I got this candle for my birthday. When you light it, there’s chipmusic! It plays Happy Birthday with bleeps, slightly off key and with some wrong notes. When you blow it out, the song plays until it’s finished. I’m hoping to see more fire induced chipmusic in the future!

chipcandle

Sega Mega Drive Slack-Hack

February 1, 2008

Now this is a great idea for lazy chipnoise fanatics! By pulling out the game cartridge while some music is playing and quickly inserting another cartridge - you get new music! Made by the people at dramacore and sickmode. Download their album

Sega Death - 16 bits from hell (22mb)

“the album is weird but thats what happens.
nothing was sequenced and no fx were used.
just some cutting out of the silence and crap.”

- ian @ dramacore

“Classical” Chip Music

January 29, 2008

I remember a few years ago when I found a song performed by 7 C64:s. It was a cover by some “old classical composition” (in lack of better terminology). Unfortunately I didn’t really dig more deeply into this, until yesterday. It was programmed by Linus Åkesson in assembler to get rid of the boring, quantized timing found in most computer-developed music” as he puts it himself. I had never really made a connection between “classical” music and chipmusic before and this was a fresh eye-opener. Browsing through his website, it turns out that Linus Åkesson is a very interesting data boy. For example:

1) He created his own chip. Together with his demoscene crew Akesson made the actual chip that plays the sounds and music: The Hardware Chiptune Project (2007). In a few days they made a microcontroller (8 Mhz CPU, 8kb ROM, 2kb RAM), programmed the sound generator and the tracker-software to finally make the music. The result is something far less minimalistic than Tristan Perich’s 1-bit music (2006).

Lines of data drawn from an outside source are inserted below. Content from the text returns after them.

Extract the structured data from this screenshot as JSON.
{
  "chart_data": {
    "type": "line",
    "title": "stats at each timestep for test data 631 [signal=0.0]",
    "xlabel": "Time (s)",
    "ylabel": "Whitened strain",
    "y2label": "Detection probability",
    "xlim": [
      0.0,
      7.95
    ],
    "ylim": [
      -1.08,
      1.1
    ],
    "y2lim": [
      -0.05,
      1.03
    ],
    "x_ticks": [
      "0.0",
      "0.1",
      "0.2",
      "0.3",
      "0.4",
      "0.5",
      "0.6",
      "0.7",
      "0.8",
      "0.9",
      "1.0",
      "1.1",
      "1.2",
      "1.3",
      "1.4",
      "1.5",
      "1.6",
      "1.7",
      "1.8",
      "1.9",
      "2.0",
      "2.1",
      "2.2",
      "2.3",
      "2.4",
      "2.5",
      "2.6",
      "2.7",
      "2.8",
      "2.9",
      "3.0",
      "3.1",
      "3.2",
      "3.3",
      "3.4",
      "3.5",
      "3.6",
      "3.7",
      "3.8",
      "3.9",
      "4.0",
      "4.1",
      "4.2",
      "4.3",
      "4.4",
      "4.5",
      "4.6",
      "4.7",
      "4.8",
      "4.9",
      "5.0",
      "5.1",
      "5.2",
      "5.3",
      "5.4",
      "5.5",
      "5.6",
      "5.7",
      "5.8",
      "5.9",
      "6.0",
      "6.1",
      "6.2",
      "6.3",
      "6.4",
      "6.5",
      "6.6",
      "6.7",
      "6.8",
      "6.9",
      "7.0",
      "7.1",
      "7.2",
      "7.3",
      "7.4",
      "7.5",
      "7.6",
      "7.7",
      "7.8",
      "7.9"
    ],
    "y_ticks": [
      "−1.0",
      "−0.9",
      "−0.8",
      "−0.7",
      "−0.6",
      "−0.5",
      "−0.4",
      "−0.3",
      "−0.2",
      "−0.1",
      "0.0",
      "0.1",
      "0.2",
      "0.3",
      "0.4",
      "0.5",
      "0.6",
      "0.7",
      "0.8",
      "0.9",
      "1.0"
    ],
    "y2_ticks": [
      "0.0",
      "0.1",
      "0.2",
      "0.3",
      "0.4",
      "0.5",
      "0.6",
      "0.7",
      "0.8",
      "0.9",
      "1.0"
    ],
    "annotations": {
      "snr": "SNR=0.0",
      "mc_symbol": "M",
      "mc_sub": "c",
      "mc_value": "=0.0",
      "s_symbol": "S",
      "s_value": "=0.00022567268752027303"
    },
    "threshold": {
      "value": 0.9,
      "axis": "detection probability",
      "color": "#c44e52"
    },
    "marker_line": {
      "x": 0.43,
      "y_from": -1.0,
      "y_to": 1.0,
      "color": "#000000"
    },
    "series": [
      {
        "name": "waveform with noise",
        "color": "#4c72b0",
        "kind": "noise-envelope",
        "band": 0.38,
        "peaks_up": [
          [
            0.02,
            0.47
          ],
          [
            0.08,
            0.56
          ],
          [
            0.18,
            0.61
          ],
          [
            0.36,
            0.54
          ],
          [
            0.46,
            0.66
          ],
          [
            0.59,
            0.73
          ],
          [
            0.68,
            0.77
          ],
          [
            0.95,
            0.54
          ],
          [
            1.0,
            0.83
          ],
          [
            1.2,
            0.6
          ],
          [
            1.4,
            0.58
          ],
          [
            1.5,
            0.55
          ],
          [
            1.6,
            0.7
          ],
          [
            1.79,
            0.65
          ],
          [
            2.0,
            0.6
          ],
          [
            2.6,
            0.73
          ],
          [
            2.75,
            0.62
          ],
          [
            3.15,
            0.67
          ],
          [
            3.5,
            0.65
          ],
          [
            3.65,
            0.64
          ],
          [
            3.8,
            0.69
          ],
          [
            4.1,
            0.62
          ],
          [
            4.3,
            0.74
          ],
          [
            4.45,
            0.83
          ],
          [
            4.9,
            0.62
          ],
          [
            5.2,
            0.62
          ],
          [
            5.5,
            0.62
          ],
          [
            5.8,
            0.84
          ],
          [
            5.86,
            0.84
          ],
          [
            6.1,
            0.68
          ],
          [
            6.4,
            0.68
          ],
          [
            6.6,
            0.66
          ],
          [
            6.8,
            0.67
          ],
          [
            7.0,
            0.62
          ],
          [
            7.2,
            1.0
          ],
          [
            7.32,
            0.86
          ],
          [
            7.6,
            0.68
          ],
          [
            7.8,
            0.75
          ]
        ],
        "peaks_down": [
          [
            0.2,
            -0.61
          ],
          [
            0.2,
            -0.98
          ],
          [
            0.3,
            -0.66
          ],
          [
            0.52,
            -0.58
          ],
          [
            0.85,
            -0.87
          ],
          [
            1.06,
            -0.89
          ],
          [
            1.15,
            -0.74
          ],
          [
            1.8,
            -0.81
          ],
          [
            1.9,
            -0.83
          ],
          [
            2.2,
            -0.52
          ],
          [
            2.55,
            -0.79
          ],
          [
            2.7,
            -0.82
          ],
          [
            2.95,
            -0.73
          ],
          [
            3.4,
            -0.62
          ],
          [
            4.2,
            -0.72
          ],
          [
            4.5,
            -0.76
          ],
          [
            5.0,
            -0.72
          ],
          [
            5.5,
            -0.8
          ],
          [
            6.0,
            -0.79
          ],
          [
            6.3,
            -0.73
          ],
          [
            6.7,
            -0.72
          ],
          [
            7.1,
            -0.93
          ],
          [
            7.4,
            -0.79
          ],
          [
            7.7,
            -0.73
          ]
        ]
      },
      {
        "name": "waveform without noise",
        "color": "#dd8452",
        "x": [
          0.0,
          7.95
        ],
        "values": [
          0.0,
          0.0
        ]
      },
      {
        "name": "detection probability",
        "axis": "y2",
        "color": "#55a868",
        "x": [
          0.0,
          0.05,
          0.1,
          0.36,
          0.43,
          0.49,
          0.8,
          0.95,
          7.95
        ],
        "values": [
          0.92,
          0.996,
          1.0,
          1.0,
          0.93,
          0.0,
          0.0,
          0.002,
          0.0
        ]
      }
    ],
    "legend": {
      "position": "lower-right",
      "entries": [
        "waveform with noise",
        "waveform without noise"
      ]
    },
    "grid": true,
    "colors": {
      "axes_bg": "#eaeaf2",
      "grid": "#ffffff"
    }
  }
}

2) Åkesson made a melody search engine for the C64 music collection HVSC: SID Theme Search Engine. The HVSC contains most C64-songs ever released, and the fileformat is essentially open source - containing all instruments and notation. That is why Åkesson could generate a database with the notes from each channel of almost every C64-song - a process which took several days eventhough using an emulator.

But to get back to the “classical” music in SID-style. There are several compositions: Allt Under Himmelens Fäste originally by the legendary demoscener Mahoney, Romance originally by Chopin but now in SID+piano version and, Fratres originally by Arvo Pärt. There are even more but my favourite remains the 7xSID-song Förklädd Gud. The thing that gets to me is that it’s rare to hear chipmusic so carefully crafted. The sounds are 8-bit but the assembler dynamics of 7 SID chips (although emulated) makes it sound more like Wendy Carlos than Rob Hubbard. This is an interesting song to keep in your pocket when people blame chip music for being simplistic. So check out Åkesson’s website - there are lots of interesting projects and lots of information and downloads aswell.